Yet the WHO director general was simply describing the percentage of those with reported infections who had died. The risk of dying if you become infected is another matter.
For a variety of reasons that are common to epidemics, the covid-19 mortality rate remains elusive. My colleagues in infectious-disease epidemiology and I know the challenges of estimating fatality rates in the middle of outbreaks from almost two decades of experience, including with SARS in 2003 and H1N1 flu in 2009. To estimate risk, we need to know the infection-fatality rate, or IFR — the chances that a person who contracts the infection will die. Also useful is the so-called symptomatic case-fatality rate, or sCFR, the risk that a person who contracts the infection and becomes symptomatic will die.
Contracting an infection is one thing; showing symptoms is another. An unknown number of people — unknown, but maybe considerable — might be infected with covid-19 without becoming symptomatic.
There are two main sources of bias that make estimates of the IFR or sCFR so challenging early in an epidemic — and we are, alas, still early in the spread of covid-19.
One source of bias arises because, initially, we tend to see the most severe cases. In Wuhan, China, where the epidemic began, care and testing were prioritized for the sickest patients. In other places, such as Iran, the first covid-19 tests were administered because individuals were unexpectedly dying of pneumonia. Either way, the cases we know about are not a random sample of all cases, but a sample of the sickest — so the risk of dying is higher in the people we know about than in typical cases.

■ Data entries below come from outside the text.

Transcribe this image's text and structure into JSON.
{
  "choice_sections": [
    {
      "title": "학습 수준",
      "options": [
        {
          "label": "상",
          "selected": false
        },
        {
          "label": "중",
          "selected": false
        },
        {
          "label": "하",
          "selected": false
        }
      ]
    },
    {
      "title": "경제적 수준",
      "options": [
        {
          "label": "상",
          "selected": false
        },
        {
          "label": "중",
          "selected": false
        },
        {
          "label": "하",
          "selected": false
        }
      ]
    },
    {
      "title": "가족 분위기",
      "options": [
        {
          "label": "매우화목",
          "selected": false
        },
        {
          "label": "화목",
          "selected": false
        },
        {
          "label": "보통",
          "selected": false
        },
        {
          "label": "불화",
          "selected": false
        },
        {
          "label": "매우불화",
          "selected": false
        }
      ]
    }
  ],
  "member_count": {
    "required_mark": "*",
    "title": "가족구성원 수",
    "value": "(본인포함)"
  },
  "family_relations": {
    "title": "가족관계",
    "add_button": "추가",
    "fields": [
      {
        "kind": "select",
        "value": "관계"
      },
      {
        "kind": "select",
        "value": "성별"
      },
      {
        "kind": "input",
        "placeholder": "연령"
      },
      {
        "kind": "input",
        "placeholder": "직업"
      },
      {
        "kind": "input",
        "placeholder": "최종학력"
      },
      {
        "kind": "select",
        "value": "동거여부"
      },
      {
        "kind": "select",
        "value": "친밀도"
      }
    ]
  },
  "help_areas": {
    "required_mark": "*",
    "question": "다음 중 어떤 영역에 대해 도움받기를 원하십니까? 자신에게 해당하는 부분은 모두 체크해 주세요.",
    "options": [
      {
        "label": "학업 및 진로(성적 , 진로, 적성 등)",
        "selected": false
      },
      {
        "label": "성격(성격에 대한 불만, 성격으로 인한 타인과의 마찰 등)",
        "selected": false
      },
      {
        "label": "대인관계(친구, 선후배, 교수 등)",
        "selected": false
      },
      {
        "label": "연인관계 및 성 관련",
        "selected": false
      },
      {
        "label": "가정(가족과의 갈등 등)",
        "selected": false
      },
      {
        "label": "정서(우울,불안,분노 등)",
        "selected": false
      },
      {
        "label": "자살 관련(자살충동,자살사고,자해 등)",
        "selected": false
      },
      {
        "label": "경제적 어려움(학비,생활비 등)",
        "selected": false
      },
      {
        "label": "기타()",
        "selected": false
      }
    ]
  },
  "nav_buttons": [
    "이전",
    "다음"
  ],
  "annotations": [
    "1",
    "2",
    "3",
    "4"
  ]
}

By contrast, the other source of bias can make us underestimate the risk of dying. At any moment in a growing epidemic, most cases are people who were infected recently — that’s what it means for an epidemic to grow: There are more new infections this week than there were last week. Many of the people with these new infections will recover, and some will die. We don’t yet know the fates of those who were infected, say, just yesterday or the day before. To count appropriately, we need to know how many of the current cases will die, not just how many have died.
Epidemiologists have devised statistical ways to estimate that number, to correct the simple calculation to reflect current and expected future deaths among the known cases. Another approach to avoid this problem is to use data from a population where the epidemic has subsided, and fatal case counts have had time to catch up with total case counts.

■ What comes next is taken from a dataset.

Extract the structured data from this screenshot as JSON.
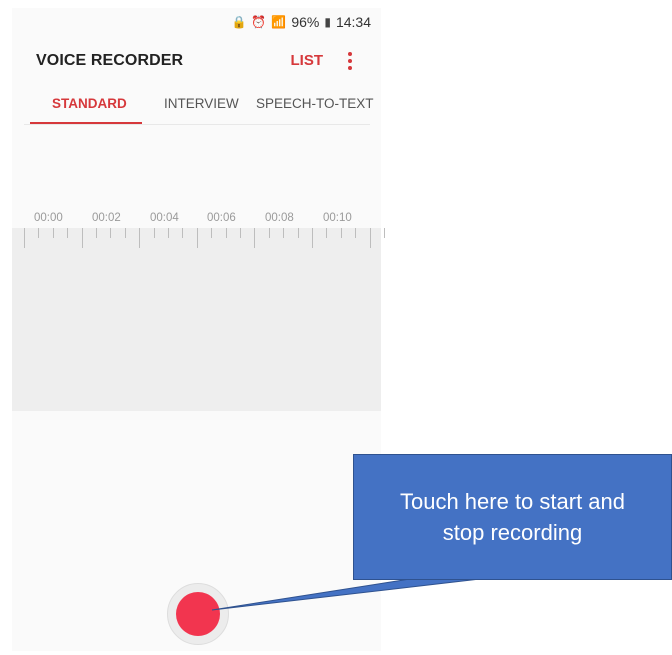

The coronavirus infection-fatality rate — the number everybody wants to know — is still undetermined. First, we need to figure out the proportion of infected people who show symptoms. That will ultimately require performing serologic testing (blood tests measuring antibodies) in a large cohort of an exposed population. Once we do that, the infection-fatality rate can be estimated from the symptomatic case-fatality rate times the proportion of infections that are symptomatic. This is the most useful number, because mathematical models and prior experience with flu can give us estimates of how many people might be infected — and with this number, how many are likely to die.
Serologic testing — to detect an antibody indicating whether a person is now or has been infected — is underway in some populations in China. That will help to give us a picture of the whole spectrum of covid-19 infection, from completely unrecognized, to symptomatic, to severe, to fatal.
Several estimates have suggested that the risk of dying, for those infected with covid-19 and showing its flu-like symptoms, is around 1 or 2 percent. Elderly adults have a considerably higher risk of both becoming infected and dying, as do people with compromised immune systems. The estimates might change as new data arrive, but the range of 1 to 2 percent for fatalities among the symptomatic seems to be the consensus for now. The overall fatality rate for people infected with covid-19 will be lower — possibly much lower — when we know how many people are infected but asymptomatic.
We’ve learned a lot about how to make these estimates from past outbreaks. The first lesson is that the estimates will change and be refined as scientists do their best to make sense of imperfect data.